Minka Ledger Docs
Explanations

About Ledger Key Concepts

DateResponsibleChanges
September 7, 2022@Željko RumenjakInitial version
January 27, 2023@Željko RumenjakDocument bridge records

Signer

A signer is a ledger record that allows linking signing keys with additional metadata. This can be useful for recording information like additional security constraints or even linking keys to external records that are not necessarily managed by or stored in the ledger.

Cryptographic key pairs are used for signing and verification of ledger requests and every signer has to contain a key pair.

Symbol

A symbol record identifies a unit of exchange. Each ledger balance has an amount and a symbol that this amount represents. Symbols can identify currencies, loyalty points, or any other concept that can be counted. Whoever controls a symbol also controls the supply of that symbol in the ledger, i.e., owner of a symbol can issue unlimited amounts of a symbol.

While the owner controls issuance, the circulation of a symbol is controlled by those who hold balances of said symbol. This means that once you send a specific balance to someone, you cannot control it anymore, regardless if you own the symbol or not.

Wallet

Wallets are ledger records that hold balances. Each wallet has a unique handle that identifies it. This handle is used in intents, balance queries, and any other operations involving a wallet.

Handle is defined by the user, so it is useful to use something that is user friendly and easy to remember. Handles can be phone numbers, emails, bank account numbers, usernames, etc. Format and types of handles mostly depends on the use case that is being built on top of a ledger.

Wallets are used to represent anything that can hold a balance. For example, bank accounts, loyalty point accounts, subscriptions, bills, loans, etc. All of those use cases can be modeled by mapping them to wallets.

Intent

Intents describe all ledger balance movements. Each intent can contain one or more claims. A claim is a statement about an action that user or system wants to record in a ledger.

Claims can describe various actions, and number of supported actions is expected to grow over time as new use cases are supported.

All claims that are part of an intent are going to be cleared by the ledger atomically. This means that either all or none of the intent claims are going to be accepted by the ledger.

Intents must also have a unique handle.
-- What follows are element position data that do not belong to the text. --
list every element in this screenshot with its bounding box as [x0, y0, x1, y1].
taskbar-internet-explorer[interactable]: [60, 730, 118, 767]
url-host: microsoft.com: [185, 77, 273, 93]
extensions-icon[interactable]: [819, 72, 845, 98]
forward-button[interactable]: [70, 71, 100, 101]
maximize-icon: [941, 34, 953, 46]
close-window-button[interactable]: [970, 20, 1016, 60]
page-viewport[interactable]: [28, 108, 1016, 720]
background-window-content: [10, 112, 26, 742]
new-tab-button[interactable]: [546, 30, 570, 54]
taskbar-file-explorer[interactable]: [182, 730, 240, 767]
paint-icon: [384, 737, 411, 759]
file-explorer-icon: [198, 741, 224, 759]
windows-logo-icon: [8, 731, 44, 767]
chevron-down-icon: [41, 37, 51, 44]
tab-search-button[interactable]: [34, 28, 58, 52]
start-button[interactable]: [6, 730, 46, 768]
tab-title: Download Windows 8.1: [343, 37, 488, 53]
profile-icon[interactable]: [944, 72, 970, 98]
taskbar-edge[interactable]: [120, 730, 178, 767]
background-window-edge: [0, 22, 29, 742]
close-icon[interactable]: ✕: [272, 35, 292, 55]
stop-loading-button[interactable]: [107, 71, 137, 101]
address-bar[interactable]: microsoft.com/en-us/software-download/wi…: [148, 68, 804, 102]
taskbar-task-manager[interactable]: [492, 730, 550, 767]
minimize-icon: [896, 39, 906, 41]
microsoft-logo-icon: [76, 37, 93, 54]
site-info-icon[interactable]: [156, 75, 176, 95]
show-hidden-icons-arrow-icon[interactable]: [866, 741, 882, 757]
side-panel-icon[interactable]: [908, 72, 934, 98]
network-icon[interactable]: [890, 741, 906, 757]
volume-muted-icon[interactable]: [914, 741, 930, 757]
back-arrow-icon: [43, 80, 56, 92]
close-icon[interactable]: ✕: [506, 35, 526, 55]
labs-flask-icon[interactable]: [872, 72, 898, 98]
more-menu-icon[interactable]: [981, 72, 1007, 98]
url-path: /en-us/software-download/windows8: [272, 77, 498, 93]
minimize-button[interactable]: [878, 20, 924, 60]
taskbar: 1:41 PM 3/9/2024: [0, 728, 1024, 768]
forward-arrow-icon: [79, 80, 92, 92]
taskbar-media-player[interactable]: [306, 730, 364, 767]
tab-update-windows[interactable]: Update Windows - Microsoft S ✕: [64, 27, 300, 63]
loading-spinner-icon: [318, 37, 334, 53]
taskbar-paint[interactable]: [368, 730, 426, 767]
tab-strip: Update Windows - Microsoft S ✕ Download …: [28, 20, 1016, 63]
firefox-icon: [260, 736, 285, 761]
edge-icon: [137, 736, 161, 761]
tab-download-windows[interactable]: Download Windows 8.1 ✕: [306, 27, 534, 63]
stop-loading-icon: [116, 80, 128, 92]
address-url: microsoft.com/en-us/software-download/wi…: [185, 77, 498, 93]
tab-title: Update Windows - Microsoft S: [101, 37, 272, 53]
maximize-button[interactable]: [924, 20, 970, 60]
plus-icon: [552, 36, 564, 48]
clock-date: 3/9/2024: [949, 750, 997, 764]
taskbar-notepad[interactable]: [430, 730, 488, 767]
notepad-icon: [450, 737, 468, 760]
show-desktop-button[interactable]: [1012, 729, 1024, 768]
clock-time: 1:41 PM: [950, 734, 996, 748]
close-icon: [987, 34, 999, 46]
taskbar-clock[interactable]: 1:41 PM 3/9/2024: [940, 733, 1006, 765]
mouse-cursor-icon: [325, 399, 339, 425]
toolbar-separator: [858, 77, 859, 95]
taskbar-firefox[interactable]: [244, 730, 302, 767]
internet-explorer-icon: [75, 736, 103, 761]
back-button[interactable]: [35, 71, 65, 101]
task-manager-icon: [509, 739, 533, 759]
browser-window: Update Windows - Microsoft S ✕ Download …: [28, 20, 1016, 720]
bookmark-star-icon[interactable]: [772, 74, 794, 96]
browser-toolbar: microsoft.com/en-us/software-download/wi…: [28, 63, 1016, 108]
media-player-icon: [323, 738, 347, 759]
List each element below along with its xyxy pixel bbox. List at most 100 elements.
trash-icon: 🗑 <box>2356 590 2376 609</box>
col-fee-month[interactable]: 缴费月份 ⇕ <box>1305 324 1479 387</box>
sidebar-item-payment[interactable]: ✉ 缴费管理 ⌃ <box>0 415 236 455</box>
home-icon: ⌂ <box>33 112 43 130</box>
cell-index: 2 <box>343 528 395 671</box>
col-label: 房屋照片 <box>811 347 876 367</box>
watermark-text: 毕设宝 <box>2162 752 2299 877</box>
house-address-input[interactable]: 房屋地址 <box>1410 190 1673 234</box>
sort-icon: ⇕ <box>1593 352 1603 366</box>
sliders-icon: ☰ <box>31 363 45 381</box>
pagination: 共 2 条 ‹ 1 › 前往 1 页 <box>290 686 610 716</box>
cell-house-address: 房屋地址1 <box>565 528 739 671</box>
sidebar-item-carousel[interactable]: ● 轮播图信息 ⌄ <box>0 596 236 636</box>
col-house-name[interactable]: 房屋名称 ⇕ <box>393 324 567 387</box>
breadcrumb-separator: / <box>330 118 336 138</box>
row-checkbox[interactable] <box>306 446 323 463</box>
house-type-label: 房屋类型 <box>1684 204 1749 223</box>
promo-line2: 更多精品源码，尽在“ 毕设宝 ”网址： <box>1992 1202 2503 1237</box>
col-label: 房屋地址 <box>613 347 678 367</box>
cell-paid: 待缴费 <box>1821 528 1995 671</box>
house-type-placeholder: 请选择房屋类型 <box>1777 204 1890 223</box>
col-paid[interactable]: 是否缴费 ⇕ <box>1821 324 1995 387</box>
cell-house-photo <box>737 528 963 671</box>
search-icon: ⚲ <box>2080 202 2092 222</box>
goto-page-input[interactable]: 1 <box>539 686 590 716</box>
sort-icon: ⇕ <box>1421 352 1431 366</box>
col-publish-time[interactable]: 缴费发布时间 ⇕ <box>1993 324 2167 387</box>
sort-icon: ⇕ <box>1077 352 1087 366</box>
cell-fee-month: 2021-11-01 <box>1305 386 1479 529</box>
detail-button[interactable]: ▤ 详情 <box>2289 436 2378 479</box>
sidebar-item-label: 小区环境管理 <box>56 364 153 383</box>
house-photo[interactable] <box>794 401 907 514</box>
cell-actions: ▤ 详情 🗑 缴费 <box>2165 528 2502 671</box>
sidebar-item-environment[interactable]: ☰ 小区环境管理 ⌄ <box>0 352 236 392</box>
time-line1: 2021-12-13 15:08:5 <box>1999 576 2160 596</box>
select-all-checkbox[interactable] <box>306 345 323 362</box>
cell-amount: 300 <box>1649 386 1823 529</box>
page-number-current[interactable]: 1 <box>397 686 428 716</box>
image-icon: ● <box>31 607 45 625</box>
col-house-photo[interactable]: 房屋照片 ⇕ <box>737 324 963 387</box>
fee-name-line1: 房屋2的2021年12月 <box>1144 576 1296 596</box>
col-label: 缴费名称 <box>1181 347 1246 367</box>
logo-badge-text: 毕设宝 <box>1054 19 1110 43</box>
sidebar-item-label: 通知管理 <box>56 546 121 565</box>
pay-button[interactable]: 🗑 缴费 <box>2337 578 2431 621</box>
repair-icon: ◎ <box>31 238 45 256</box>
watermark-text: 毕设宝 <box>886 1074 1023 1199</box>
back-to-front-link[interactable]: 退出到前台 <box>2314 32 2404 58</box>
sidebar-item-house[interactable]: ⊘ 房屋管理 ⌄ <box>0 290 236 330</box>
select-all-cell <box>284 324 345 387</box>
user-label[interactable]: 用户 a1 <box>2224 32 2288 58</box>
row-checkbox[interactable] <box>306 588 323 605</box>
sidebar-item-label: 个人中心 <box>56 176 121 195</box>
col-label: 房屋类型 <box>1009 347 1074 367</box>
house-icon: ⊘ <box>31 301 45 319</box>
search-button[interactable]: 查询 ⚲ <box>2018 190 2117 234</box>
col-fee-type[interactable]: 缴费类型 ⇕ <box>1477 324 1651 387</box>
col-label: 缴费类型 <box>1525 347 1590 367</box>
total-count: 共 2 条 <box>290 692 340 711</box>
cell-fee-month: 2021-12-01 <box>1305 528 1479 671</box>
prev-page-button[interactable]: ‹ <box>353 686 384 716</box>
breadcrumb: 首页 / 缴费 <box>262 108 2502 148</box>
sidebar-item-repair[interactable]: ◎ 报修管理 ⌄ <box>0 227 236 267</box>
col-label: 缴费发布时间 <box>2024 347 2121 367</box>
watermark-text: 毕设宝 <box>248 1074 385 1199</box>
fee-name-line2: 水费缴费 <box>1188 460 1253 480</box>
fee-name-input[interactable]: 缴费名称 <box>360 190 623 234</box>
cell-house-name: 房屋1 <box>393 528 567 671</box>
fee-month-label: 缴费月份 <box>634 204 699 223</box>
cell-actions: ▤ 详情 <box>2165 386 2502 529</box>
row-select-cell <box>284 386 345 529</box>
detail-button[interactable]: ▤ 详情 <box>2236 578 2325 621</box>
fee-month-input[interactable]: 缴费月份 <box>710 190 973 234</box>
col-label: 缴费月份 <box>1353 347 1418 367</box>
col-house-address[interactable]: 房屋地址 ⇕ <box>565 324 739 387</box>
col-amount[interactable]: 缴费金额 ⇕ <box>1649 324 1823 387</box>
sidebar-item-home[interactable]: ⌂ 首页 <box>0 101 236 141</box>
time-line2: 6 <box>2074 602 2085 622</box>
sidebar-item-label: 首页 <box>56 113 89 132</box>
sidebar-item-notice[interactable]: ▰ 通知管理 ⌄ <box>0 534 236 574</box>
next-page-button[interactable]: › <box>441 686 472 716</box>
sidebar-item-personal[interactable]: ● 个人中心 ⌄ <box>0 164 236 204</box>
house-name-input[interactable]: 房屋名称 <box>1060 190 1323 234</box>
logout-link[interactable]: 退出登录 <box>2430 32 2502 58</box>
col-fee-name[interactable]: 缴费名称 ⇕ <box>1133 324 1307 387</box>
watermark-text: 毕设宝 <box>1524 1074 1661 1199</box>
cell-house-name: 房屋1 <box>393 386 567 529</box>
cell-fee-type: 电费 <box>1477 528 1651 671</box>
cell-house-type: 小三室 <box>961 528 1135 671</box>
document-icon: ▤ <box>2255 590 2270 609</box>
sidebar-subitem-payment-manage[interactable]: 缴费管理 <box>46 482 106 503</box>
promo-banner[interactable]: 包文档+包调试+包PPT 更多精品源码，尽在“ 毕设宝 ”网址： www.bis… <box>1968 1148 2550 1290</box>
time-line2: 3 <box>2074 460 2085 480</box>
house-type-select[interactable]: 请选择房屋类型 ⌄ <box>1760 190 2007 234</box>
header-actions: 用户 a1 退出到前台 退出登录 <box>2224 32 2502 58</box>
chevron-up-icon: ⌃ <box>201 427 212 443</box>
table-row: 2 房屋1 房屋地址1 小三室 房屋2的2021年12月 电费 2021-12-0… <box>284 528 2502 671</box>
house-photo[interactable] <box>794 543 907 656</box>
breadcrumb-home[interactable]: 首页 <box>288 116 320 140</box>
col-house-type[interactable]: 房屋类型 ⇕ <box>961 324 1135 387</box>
This property is used to ensure idempotency of operations in case of timeouts and retries. It can also be useful as means of efficiently retrieving past intents. Handle can be generated randomly or it can be a user supplied value, but it has to be unique for each intent.

Intents supports custom data in the same way as all other ledger records. Custom data can be used to record additional metadata about an operation. For example, you can record an invoice id that is being payed, a payment description, type of payment, location, etc.

Effect

Effects describe behaviors that can be triggered because of a change in the ledger data. Effects are the main mechanism for adding new functionality to ledgers that is use case specific.

Each change in ledger data structures broadcasts an event that can be used to notify external systems through effects. Event is identified by a signal - one of the predefined names provided by the Ledger.

Each effect is registered for specific event signal. It also has a filter which allows for more granular control of conditions that are going to trigger event forwarding. Filter can be used to select only certain events based on the event data.

Effect action defines how to forward the events to external systems or ledger plugins. For example calling the external system through webhooks.

Bridge

Bridge is a ledger record that is used to register a remote bridge service with ledger. Bridges are services which connect third party systems, for example banking cores, to ledger. If a bridge is assigned to a wallet, ledger requires confirmation from that service for each balance movement that happens on the wallet in question. These operations are confirmed by remote bridges using a two phase commit protocol.

Bridge record is used to discover and authenticate with those remote services. It contains configuration options like server URLs, authentication methods supported, supported operations, and similar.